Sur ce, il ressort des pièces versées aux débats que la salariée a bien consulté un médecin le jour même de l’accident qui a donc établi le certificat médical initial le 7 juin 2023 ;
Néanmoins, il n’est pas justifié à cette date d’un arrêt de travail puisque dans la déclaration d’accident du travail il est coché « SANS ARRET DE TRAVAIL » et que le premier avis d’arrêt de travail n’est qu’en date du 28 juillet 2023 soit, comme le soutient l’employeur, plus d’un mois et demi après l’accident et que le « traumatisme poignet G » constaté le 7 juin 2023, n’a donc pas empêché la salariée à continuer à travailler sur une période conséquente de plus d’un mois et demi.
Surtout, pour que joue la présomption d’imputabilité des lésions apparues à la suite d’un accident du travail ou d’une maladie professionnelle, il faut qu’un arrêt de travail ait été initialement prescrit ou que le certificat médical initial d’accident du travail soit assorti d’un arrêt de travail, ce qui n’est pas le cas en l’espèce, le premier arrêt de travail n’intervenant qu’un mois et demi plus tard au 28 juillet 2023.
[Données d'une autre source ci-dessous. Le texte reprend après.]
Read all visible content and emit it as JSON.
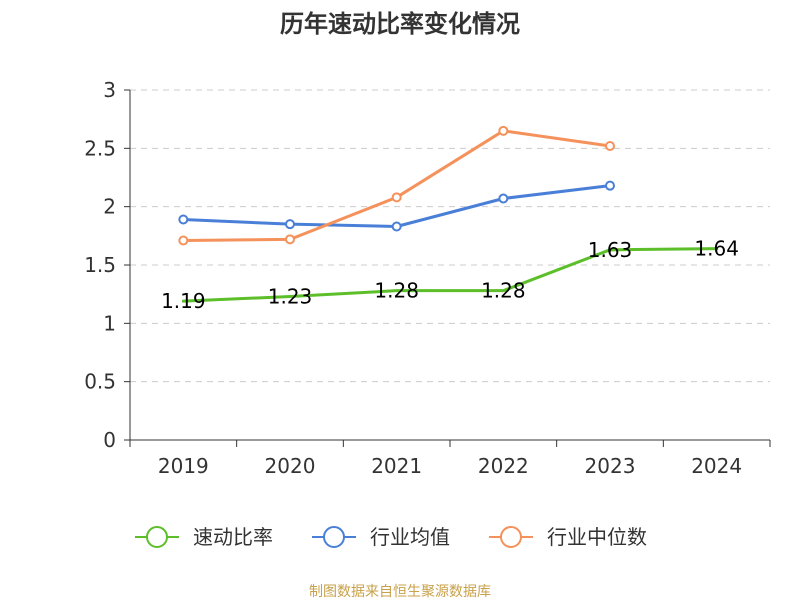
{
  "chart_data": {
    "type": "line",
    "title": "历年速动比率变化情况",
    "categories": [
      "2019",
      "2020",
      "2021",
      "2022",
      "2023",
      "2024"
    ],
    "ylim": [
      0,
      3
    ],
    "yticks": [
      "0",
      "0.5",
      "1",
      "1.5",
      "2",
      "2.5",
      "3"
    ],
    "grid": "horizontal-dashed",
    "legend_position": "bottom",
    "series": [
      {
        "name": "速动比率",
        "color": "#5cbf2a",
        "values": [
          1.19,
          1.23,
          1.28,
          1.28,
          1.63,
          1.64
        ],
        "labels": [
          "1.19",
          "1.23",
          "1.28",
          "1.28",
          "1.63",
          "1.64"
        ]
      },
      {
        "name": "行业均值",
        "color": "#4a7fd8",
        "values": [
          1.89,
          1.85,
          1.83,
          2.07,
          2.18,
          null
        ]
      },
      {
        "name": "行业中位数",
        "color": "#f5915b",
        "values": [
          1.71,
          1.72,
          2.08,
          2.65,
          2.52,
          null
        ]
      }
    ]
  },
  "source": {
    "text": "制图数据来自恒生聚源数据库",
    "color": "#c8a14a"
  }
}
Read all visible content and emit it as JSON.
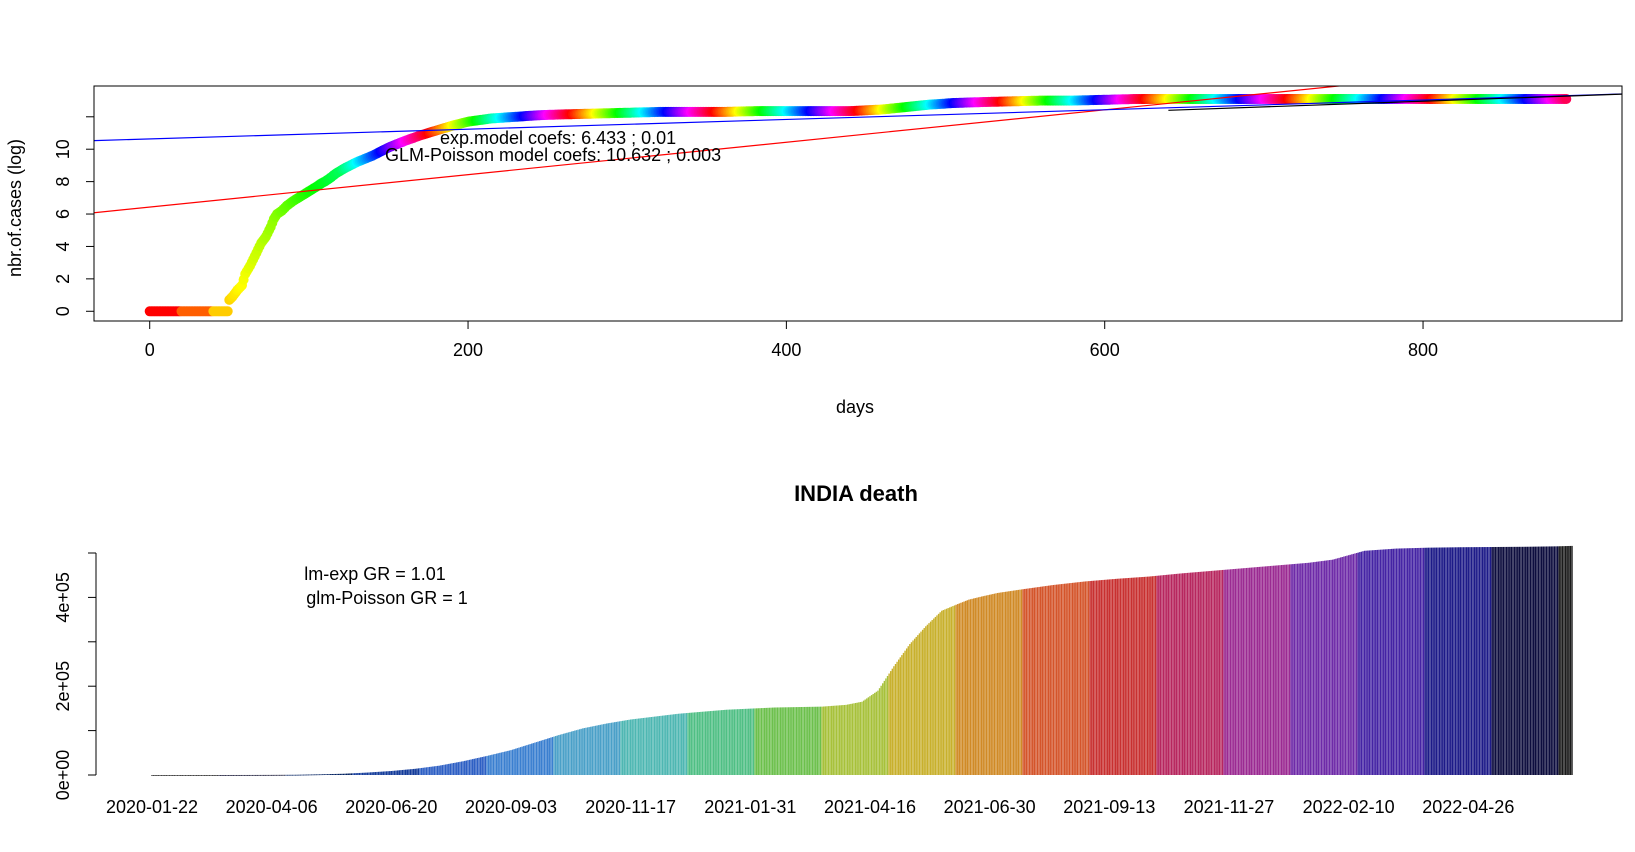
{
  "chart_data": [
    {
      "type": "scatter",
      "title": "",
      "xlabel": "days",
      "ylabel": "nbr.of.cases (log)",
      "xlim": [
        -35,
        925
      ],
      "ylim": [
        -0.6,
        13.9
      ],
      "xticks": [
        "0",
        "200",
        "400",
        "600",
        "800"
      ],
      "xtick_values": [
        0,
        200,
        400,
        600,
        800
      ],
      "yticks": [
        "0",
        "2",
        "4",
        "6",
        "8",
        "10"
      ],
      "ytick_values": [
        0,
        2,
        4,
        6,
        8,
        10
      ],
      "annotations": [
        "exp.model coefs:  6.433 ; 0.01",
        "GLM-Poisson model coefs:  10.632 ; 0.003"
      ],
      "series": [
        {
          "kind": "points",
          "color": "rainbow",
          "x": [
            0,
            15,
            30,
            45,
            49,
            50,
            52,
            55,
            58,
            60,
            63,
            66,
            70,
            73,
            76,
            78,
            80,
            83,
            86,
            90,
            95,
            100,
            105,
            108,
            110,
            113,
            117,
            122,
            130,
            140,
            150,
            160,
            170,
            180,
            190,
            200,
            215,
            230,
            245,
            260,
            280,
            300,
            320,
            340,
            360,
            380,
            400,
            420,
            440,
            460,
            475,
            490,
            505,
            520,
            540,
            560,
            580,
            600,
            620,
            640,
            660,
            680,
            700,
            720,
            740,
            760,
            780,
            800,
            820,
            840,
            860,
            880,
            890
          ],
          "y": [
            0,
            0,
            0,
            0,
            0,
            0.7,
            0.9,
            1.3,
            1.6,
            2.3,
            2.8,
            3.4,
            4.2,
            4.6,
            5.2,
            5.7,
            6.0,
            6.2,
            6.5,
            6.8,
            7.1,
            7.4,
            7.7,
            7.9,
            8.0,
            8.2,
            8.5,
            8.8,
            9.2,
            9.6,
            10.1,
            10.5,
            10.85,
            11.15,
            11.45,
            11.7,
            11.9,
            12.0,
            12.1,
            12.15,
            12.2,
            12.25,
            12.3,
            12.3,
            12.3,
            12.35,
            12.35,
            12.35,
            12.35,
            12.45,
            12.6,
            12.75,
            12.85,
            12.9,
            12.95,
            13.0,
            13.0,
            13.05,
            13.1,
            13.1,
            13.1,
            13.1,
            13.1,
            13.1,
            13.1,
            13.1,
            13.1,
            13.1,
            13.1,
            13.1,
            13.1,
            13.1,
            13.1
          ]
        },
        {
          "kind": "line",
          "color": "#ff0000",
          "x": [
            -35,
            925
          ],
          "y": [
            6.08,
            15.68
          ]
        },
        {
          "kind": "line",
          "color": "#0000ff",
          "x": [
            -35,
            925
          ],
          "y": [
            10.53,
            13.41
          ]
        },
        {
          "kind": "line",
          "color": "#000000",
          "x": [
            640,
            925
          ],
          "y": [
            12.4,
            13.4
          ]
        }
      ]
    },
    {
      "type": "bar",
      "title": "INDIA death",
      "xlabel": "",
      "ylabel": "",
      "ylim": [
        0,
        500000
      ],
      "yticks": [
        "0e+00",
        "2e+05",
        "4e+05"
      ],
      "ytick_values": [
        0,
        200000,
        400000
      ],
      "minor_yticks": [
        100000,
        300000,
        500000
      ],
      "xticks": [
        "2020-01-22",
        "2020-04-06",
        "2020-06-20",
        "2020-09-03",
        "2020-11-17",
        "2021-01-31",
        "2021-04-16",
        "2021-06-30",
        "2021-09-13",
        "2021-11-27",
        "2022-02-10",
        "2022-04-26"
      ],
      "xtick_days": [
        0,
        75,
        150,
        225,
        300,
        375,
        450,
        525,
        600,
        675,
        750,
        825
      ],
      "ndays": 891,
      "annotations": [
        "lm-exp GR =  1.01",
        "glm-Poisson GR =  1"
      ],
      "curve": {
        "day": [
          0,
          45,
          60,
          75,
          90,
          105,
          120,
          135,
          150,
          165,
          180,
          195,
          210,
          225,
          240,
          255,
          270,
          285,
          300,
          330,
          360,
          390,
          420,
          435,
          445,
          455,
          465,
          475,
          485,
          495,
          505,
          512,
          520,
          530,
          545,
          565,
          585,
          605,
          625,
          645,
          665,
          685,
          705,
          725,
          740,
          750,
          760,
          780,
          800,
          820,
          840,
          860,
          880,
          890
        ],
        "deaths": [
          0,
          0,
          50,
          200,
          500,
          1500,
          2800,
          5500,
          9000,
          14000,
          21000,
          31000,
          43000,
          56000,
          73000,
          90000,
          105000,
          116000,
          125000,
          138000,
          147000,
          152000,
          154000,
          158000,
          165000,
          190000,
          245000,
          295000,
          335000,
          370000,
          385000,
          395000,
          402000,
          410000,
          418000,
          428000,
          436000,
          442000,
          447000,
          454000,
          460000,
          466000,
          472000,
          478000,
          485000,
          495000,
          505000,
          510000,
          512000,
          513000,
          513500,
          514000,
          515000,
          516000
        ]
      }
    }
  ]
}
Compte tenu de ces éléments, les soins et arrêts de travail prescrits à Madame [D] [H] à la suite de l’accident du travail du 7 juin 2023 sont déclarés inopposables à la société [9].
PAR CES MOTIFS
Le Tribunal, statuant par mise à disposition au greffe en application des dispositions de l’article 450 du code de procédure civile, par jugement contradictoire et en premier ressort ;
Reçoit le recours de la SAS [9] prise en la personne de son représentant légal en exercice et le dit fondé ;
Déclare inopposable à la [9] prise en la personne de son représentant légal en exercice l’ensemble des soins et arrêts de travail dont a bénéficié Mme [D] [H] au titre de son accident de travail survenu le 7 juin 2023 ;
Condamne la [3] aux dépens ;
Déboute les parties de leurs autres demandes plus amples ou contraires.
Ainsi jugé et prononcé à [Localité 8] le 10 décembre 2025, la minute étant signée par Mme Agnès BOTELLA, présidente, et Mme Sadia RACHID, greffière.